Diagnosis of exclusion
Treatment
Emergency Treatment
No eosinophil count cut-off for emergency treatment in asymptomatic patients
If organ damage, aim is to reduce count and tissue infiltration
Steroids
Methylpred 1mg/kg/day or pred 0.5-1mg/kg.day
60-80% respond. Taper over 2-3 months.
Allopurinol, PPI, bone protection
Ivermectin if no time to test for strongyloides.
Chronic leukaemias with a specific molecular target
FIP1L1-PDGFRA highly sensitive to low dose imatinib (100mg)

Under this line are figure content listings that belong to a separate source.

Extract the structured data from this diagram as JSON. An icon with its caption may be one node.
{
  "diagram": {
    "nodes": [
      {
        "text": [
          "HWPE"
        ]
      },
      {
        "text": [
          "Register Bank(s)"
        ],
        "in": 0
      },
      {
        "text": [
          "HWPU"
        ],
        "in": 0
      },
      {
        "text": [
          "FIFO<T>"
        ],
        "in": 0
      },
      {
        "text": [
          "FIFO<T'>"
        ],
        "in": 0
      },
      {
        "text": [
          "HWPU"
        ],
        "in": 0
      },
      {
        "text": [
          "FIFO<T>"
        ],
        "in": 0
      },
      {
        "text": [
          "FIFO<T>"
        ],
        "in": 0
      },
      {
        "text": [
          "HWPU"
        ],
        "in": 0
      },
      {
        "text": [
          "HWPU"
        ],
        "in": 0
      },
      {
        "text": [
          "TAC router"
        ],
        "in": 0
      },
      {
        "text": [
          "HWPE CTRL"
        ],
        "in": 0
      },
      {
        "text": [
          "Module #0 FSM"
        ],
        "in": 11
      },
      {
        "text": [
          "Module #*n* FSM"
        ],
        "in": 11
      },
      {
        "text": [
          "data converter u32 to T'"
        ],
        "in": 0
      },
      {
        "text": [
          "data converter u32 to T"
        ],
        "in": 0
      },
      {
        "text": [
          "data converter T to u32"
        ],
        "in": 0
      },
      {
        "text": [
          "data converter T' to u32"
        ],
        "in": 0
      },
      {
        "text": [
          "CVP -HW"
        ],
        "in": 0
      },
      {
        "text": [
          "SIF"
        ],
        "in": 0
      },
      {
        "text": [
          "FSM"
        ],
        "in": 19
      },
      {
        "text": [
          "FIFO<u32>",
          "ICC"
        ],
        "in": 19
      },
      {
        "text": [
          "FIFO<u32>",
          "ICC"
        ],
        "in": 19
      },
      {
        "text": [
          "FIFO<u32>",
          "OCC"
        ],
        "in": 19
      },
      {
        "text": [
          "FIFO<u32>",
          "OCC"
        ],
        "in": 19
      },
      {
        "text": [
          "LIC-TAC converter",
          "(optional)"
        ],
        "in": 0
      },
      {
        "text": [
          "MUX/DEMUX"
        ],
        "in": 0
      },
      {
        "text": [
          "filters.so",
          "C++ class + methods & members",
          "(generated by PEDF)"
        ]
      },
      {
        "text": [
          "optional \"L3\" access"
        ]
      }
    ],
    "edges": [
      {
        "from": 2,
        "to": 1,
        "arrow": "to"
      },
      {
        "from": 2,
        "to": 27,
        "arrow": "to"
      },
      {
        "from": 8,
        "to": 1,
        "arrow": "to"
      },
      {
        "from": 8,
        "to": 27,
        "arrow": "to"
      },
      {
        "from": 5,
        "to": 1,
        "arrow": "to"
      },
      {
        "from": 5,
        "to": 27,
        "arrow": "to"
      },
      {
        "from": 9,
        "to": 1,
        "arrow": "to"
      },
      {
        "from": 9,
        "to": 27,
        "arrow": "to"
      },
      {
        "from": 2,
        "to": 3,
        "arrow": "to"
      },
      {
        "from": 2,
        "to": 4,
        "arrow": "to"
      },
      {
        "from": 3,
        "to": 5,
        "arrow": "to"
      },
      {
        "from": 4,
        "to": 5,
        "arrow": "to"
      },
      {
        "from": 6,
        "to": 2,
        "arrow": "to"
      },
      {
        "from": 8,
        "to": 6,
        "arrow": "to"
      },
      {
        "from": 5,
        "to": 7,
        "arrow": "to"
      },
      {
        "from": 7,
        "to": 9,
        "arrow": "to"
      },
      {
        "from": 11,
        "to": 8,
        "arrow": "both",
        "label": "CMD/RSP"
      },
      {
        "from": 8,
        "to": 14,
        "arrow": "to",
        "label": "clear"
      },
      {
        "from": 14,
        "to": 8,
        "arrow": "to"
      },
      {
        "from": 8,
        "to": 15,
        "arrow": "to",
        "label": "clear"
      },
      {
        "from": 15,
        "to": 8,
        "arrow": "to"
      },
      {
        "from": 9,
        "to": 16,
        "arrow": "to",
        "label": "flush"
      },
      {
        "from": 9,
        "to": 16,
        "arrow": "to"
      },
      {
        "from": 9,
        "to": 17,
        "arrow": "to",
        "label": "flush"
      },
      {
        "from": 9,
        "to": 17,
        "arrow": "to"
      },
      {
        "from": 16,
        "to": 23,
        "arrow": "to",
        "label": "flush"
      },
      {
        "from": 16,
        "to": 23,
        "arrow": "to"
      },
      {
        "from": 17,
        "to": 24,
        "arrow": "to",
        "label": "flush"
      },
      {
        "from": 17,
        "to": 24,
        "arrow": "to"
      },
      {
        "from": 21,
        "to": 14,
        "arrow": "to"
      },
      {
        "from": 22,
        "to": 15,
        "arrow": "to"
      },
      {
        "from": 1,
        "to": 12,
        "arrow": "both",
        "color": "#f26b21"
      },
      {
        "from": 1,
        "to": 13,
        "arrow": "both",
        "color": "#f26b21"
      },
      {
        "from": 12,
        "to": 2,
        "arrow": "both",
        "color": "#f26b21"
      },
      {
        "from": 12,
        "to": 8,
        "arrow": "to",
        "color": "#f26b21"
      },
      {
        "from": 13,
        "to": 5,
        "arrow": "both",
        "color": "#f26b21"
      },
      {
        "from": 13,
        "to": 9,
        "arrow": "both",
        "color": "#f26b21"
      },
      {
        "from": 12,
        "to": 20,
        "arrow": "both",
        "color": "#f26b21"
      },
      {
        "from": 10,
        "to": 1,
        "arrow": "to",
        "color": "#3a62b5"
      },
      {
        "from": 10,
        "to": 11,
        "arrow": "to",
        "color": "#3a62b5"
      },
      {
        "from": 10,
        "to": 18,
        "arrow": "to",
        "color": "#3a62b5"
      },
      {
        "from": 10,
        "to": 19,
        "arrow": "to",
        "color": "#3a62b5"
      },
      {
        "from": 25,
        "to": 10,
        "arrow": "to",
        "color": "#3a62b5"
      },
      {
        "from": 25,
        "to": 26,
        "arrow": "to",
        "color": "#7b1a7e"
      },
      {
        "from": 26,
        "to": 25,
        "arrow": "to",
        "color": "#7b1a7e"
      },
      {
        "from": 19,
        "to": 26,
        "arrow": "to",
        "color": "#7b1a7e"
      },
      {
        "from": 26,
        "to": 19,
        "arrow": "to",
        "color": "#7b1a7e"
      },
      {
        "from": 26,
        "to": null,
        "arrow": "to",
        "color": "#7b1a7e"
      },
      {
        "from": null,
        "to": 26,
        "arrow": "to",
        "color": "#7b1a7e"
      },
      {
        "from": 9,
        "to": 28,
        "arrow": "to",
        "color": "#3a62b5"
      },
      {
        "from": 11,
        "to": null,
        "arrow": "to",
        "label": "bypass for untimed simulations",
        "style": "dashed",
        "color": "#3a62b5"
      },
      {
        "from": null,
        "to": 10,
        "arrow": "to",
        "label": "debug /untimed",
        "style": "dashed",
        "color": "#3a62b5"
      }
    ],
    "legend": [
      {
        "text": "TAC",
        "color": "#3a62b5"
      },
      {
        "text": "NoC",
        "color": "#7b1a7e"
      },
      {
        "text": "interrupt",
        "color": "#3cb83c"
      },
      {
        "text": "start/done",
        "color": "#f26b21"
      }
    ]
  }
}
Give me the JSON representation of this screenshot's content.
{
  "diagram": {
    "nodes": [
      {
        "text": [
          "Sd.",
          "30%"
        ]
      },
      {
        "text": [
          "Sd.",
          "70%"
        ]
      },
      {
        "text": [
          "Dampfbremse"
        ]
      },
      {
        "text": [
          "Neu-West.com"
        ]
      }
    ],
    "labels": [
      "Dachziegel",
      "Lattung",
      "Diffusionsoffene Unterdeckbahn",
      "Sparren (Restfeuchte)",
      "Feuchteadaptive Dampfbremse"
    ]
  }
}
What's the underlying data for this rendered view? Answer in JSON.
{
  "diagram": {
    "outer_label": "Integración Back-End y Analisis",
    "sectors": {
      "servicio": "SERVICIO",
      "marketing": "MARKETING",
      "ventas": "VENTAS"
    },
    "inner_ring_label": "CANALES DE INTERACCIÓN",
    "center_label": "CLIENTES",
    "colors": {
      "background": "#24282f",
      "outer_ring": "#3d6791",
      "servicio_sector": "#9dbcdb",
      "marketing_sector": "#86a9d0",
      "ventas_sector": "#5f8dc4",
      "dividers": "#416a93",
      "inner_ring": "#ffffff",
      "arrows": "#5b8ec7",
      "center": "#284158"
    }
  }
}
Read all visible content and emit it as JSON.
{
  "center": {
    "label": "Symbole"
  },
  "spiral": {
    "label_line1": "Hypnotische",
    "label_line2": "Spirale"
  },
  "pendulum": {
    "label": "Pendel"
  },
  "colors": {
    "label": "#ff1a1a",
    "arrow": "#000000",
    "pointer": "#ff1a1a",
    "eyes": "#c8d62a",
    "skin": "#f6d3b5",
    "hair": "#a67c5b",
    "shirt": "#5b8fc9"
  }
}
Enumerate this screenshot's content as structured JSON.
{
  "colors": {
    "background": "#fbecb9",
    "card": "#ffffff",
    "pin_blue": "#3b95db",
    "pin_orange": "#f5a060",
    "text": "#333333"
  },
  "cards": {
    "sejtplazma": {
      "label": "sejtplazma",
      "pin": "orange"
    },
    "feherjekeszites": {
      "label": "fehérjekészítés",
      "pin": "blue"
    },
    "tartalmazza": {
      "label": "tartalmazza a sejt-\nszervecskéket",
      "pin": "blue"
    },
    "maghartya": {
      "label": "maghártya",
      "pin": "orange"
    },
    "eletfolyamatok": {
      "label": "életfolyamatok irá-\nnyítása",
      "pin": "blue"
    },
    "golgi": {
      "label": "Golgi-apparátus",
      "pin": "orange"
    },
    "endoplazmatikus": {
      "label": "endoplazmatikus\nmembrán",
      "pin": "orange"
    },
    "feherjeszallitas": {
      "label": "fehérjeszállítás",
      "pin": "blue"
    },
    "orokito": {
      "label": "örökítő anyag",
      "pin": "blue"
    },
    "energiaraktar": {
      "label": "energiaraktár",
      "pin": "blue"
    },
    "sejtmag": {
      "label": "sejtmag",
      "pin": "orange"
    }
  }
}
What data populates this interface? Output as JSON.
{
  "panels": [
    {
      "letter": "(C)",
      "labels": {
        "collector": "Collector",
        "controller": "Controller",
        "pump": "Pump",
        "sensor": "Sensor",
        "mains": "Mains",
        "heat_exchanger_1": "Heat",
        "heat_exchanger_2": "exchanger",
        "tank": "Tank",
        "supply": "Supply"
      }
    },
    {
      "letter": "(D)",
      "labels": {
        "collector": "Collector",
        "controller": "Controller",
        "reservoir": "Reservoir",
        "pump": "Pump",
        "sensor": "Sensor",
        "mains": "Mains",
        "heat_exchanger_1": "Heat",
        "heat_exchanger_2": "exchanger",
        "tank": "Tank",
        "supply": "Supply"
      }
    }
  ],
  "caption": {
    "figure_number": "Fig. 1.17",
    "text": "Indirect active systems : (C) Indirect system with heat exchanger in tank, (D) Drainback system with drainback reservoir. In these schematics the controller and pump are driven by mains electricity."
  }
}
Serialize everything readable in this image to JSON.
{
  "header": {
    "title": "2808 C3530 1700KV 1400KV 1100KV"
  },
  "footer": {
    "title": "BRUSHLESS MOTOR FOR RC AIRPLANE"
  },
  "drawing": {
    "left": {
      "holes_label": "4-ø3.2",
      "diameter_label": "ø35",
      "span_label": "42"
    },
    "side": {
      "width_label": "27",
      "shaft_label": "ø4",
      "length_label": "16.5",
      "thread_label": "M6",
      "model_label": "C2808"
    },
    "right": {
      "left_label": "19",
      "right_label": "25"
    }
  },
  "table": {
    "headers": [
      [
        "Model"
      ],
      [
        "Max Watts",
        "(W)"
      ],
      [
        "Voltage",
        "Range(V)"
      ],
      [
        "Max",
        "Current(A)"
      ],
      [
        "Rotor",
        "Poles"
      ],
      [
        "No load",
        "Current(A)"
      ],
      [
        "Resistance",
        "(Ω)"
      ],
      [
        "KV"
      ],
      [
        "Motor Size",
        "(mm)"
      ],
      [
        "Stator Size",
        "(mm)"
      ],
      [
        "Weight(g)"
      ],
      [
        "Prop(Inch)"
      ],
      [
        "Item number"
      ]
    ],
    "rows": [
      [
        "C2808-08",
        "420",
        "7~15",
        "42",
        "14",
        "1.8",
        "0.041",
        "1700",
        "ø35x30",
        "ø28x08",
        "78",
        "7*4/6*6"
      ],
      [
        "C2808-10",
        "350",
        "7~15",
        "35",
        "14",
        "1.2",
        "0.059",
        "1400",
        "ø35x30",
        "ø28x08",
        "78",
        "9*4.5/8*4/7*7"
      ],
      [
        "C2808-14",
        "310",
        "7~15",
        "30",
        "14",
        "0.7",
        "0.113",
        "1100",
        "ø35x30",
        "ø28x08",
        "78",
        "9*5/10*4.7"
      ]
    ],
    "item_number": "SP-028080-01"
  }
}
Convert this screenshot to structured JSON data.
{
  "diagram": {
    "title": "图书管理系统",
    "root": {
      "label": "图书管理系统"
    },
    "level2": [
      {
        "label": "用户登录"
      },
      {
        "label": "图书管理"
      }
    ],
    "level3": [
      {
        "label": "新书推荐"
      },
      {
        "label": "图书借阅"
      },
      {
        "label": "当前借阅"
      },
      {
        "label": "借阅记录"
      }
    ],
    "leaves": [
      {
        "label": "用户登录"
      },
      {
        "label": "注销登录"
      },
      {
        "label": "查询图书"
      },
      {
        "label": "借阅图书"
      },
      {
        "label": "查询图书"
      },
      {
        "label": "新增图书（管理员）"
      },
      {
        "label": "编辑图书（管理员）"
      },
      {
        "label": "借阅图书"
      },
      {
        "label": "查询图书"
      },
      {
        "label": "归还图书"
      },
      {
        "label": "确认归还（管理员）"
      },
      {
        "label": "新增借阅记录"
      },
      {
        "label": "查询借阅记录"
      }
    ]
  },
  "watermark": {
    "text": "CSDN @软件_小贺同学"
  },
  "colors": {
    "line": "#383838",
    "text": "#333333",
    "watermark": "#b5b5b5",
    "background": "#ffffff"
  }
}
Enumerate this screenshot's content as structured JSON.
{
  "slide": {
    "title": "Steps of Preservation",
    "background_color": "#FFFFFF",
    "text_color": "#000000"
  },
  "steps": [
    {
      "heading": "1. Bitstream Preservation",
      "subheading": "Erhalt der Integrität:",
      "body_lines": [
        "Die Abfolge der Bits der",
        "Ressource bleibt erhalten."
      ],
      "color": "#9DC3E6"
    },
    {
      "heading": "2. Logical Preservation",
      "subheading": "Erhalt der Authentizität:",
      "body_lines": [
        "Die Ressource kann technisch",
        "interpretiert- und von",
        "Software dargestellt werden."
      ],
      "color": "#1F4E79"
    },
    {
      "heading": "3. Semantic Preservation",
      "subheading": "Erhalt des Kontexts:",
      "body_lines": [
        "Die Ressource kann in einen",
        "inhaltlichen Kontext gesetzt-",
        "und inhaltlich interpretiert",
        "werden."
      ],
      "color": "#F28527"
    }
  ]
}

PDGFRB or ETV6-ABL1 respond to imatinib 400mg
ETV6-FLT3 respond to sunitinib or sorafenib
PCM1-JAK2 or other JAK2 rearrangements respond to ruxolitinib
Chronic leukaemia without a specific molecular target
Treat as for idiopathic HES
Some respond to imatinib at 400mg, so give a trial for 4-6 weeks
AML-Eo
As for AML
Idiopathic HES
Steroids
Imatinib 4-6 week trial
Interferon-alpha – 1-5 million units/m2/day. Side effects are dose limiting
Ciclosporin
Azathioprine
Hydroxycarbamide as a steroid-sparing agent
Mepolizumab / Reslizumab (Anti-IL5 monocolonal antibodies)
Alemtuzumab
HSCT – FGFR1 rearrangement and CEL-NOS have very poor prognosis and AML treatment followed by transplant may be justified.